As we just heard in chapter fifty-eight of the Rule about receiving our brethren, Benedict says to see if the newcomer truly seeks God. The signs for that are in three zeals. Zeal is defined as eagerness in this text of the RB 1980. The Latin sollicitus means zeal. Zeal for the work of God, zeal for obedience, zeal for the humble way of life.
Zeal for the work of God means not just coming to Office and being there all of the time. It is being there fully through your singing, listening, and responding. Even more deeply, as Saint Benedict says in the nineteenth chapter (“The Discipline of the Psalmody”), you bring the mind into harmony with the heart—the spirit with the voice [RB 19:7.]. We allow the ideas and words to form and shape us, and to make them truly our own.
The same is true of obedience. It is not just doing what we are told. Benedict, in the the fourth step of humility, says that we are to embrace and endure everything not only without murmuring but with joy. This way of humility, found in chapter seven of the Rule, is the heart of his spiritual teaching.

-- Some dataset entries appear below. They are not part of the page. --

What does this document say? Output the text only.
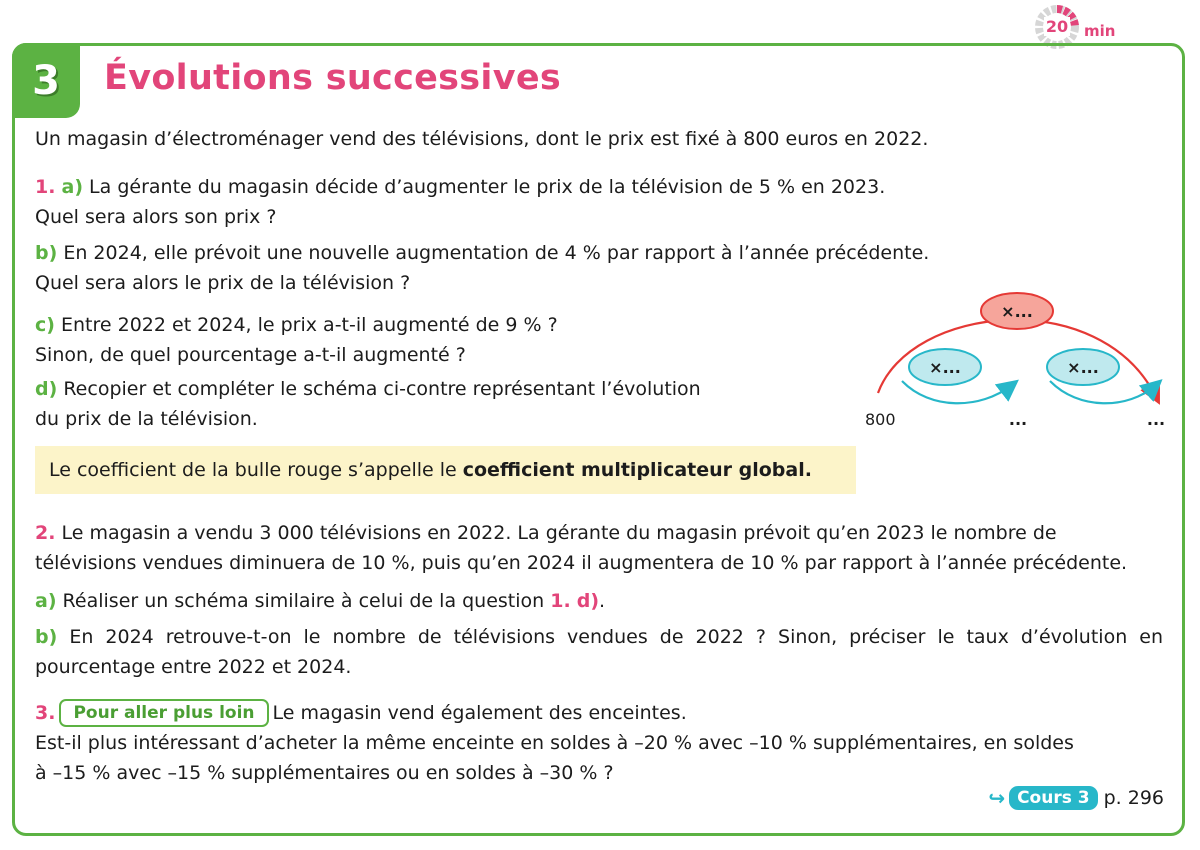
20 min
3	Évolutions successives
Un magasin d’électroménager vend des télévisions, dont le prix est fixé à 800 euros en 2022.
1. a) La gérante du magasin décide d’augmenter le prix de la télévision de 5 % en 2023.
Quel sera alors son prix ?
b) En 2024, elle prévoit une nouvelle augmentation de 4 % par rapport à l’année précédente.
Quel sera alors le prix de la télévision ?
c) Entre 2022 et 2024, le prix a-t-il augmenté de 9 % ?
Sinon, de quel pourcentage a-t-il augmenté ?
d) Recopier et compléter le schéma ci-contre représentant l’évolution
du prix de la télévision.
×...
×...	×...
800	...	...
Le coefficient de la bulle rouge s’appelle le coefficient multiplicateur global.
2. Le magasin a vendu 3 000 télévisions en 2022. La gérante du magasin prévoit qu’en 2023 le nombre de
télévisions vendues diminuera de 10 %, puis qu’en 2024 il augmentera de 10 % par rapport à l’année précédente.
a) Réaliser un schéma similaire à celui de la question 1. d).
b) En 2024 retrouve-t-on le nombre de télévisions vendues de 2022 ? Sinon, préciser le taux d’évolution en pourcentage entre 2022 et 2024.
3. Pour aller plus loin Le magasin vend également des enceintes.
Est-il plus intéressant d’acheter la même enceinte en soldes à –20 % avec –10 % supplémentaires, en soldes
à –15 % avec –15 % supplémentaires ou en soldes à –30 % ?
↪ Cours 3 p. 296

That in this obedience under difficult, unfavorable, or even unjust conditions, his heart quietly embraces suffering and endures it without weakening or seeking escape. For Scripture has it: Anyone who perseveres to the end will be saved (Matt 10:22), and again, Be brave of heart and rely on the Lord (Ps 26[27]:14). Another passage shows how the faithful must endure everything, even contradiction, for the Lord’s sake, saying in the person of those who suffer, For your sake we are put to death continually; we are regarded as sheep marked for slaughter (Rom 8:36; Ps 43[44]:22). They are so confident in their expectation of reward from God that they continue joyfully… [5]

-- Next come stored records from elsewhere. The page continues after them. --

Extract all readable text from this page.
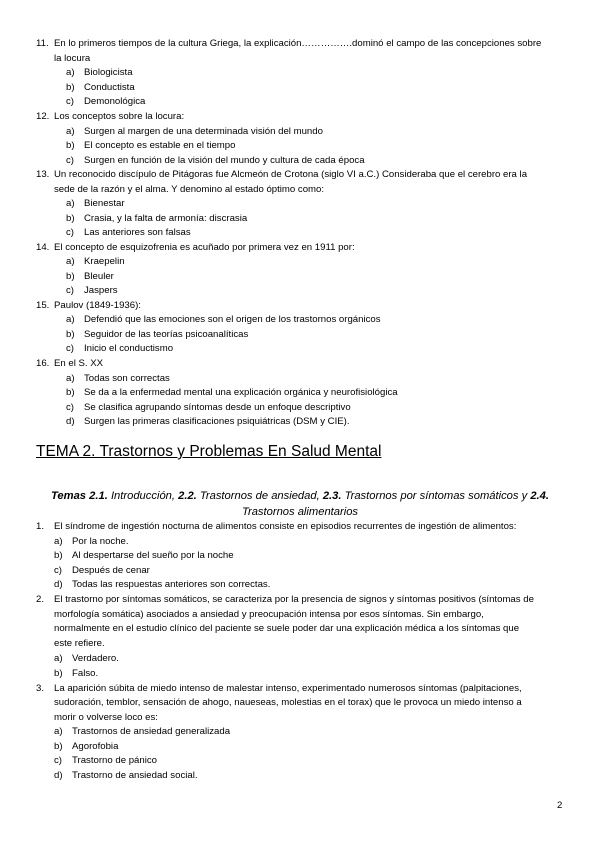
11. En lo primeros tiempos de la cultura Griega, la explicación…………….dominó el campo de las concepciones sobre
la locura
a) Biologicista
b) Conductista
c) Demonológica
12. Los conceptos sobre la locura:
a) Surgen al margen de una determinada visión del mundo
b) El concepto es estable en el tiempo
c) Surgen en función de la visión del mundo y cultura de cada época
13. Un reconocido discípulo de Pitágoras fue Alcmeón de Crotona (siglo VI a.C.) Consideraba que el cerebro era la
sede de la razón y el alma. Y denomino al estado óptimo como:
a) Bienestar
b) Crasia, y la falta de armonía: discrasia
c) Las anteriores son falsas
14. El concepto de esquizofrenia es acuñado por primera vez en 1911 por:
a) Kraepelin
b) Bleuler
c) Jaspers
15. Paulov (1849-1936):
a) Defendió que las emociones son el origen de los trastornos orgánicos
b) Seguidor de las teorías psicoanalíticas
c) Inicio el conductismo
16. En el S. XX
a) Todas son correctas
b) Se da a la enfermedad mental una explicación orgánica y neurofisiológica
c) Se clasifica agrupando síntomas desde un enfoque descriptivo
d) Surgen las primeras clasificaciones psiquiátricas (DSM y CIE).
TEMA 2. Trastornos y Problemas En Salud Mental
Temas 2.1. Introducción, 2.2. Trastornos de ansiedad, 2.3. Trastornos por síntomas somáticos y 2.4.
Trastornos alimentarios
1. El síndrome de ingestión nocturna de alimentos consiste en episodios recurrentes de ingestión de alimentos:
a) Por la noche.
b) Al despertarse del sueño por la noche
c) Después de cenar
d) Todas las respuestas anteriores son correctas.
2. El trastorno por síntomas somáticos, se caracteriza por la presencia de signos y síntomas positivos (síntomas de
morfología somática) asociados a ansiedad y preocupación intensa por esos síntomas. Sin embargo,
normalmente en el estudio clínico del paciente se suele poder dar una explicación médica a los síntomas que
este refiere.
a) Verdadero.
b) Falso.
3. La aparición súbita de miedo intenso de malestar intenso, experimentado numerosos síntomas (palpitaciones,
sudoración, temblor, sensación de ahogo, naueseas, molestias en el torax) que le provoca un miedo intenso a
morir o volverse loco es:
a) Trastornos de ansiedad generalizada
b) Agorofobia
c) Trastorno de pánico
d) Trastorno de ansiedad social.
2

Even in the zeal for these contradictions of life, you not only embrace them without murmuring, but embrace them with joy. It is with that same kind of wholeheartedness and zeal which one “inclines the ear of the heart” in the reading of the wisdom of Saint Benedict in his Rule. It is to seek and receive into your whole being the wisdom of the Rule.
Dom Basil Pennington
“Incline the Ear of Your Heart”
A talk given on the Rule of Saint Benedict
Sunday, March 18, 2001
© Copyright of Our Lady of the Holy Spirit Monastery, 2006
5. RB 7:35-39. In chapter five of the Rule on obedience, Benedict instructs, “This very obedience, however, will be acceptable to God and agreeable to men only if compliance with what is commanded is not cringing or sluggish or half-hearted, but free from any grumbling or any reaction of unwillingness” (RB 5:14).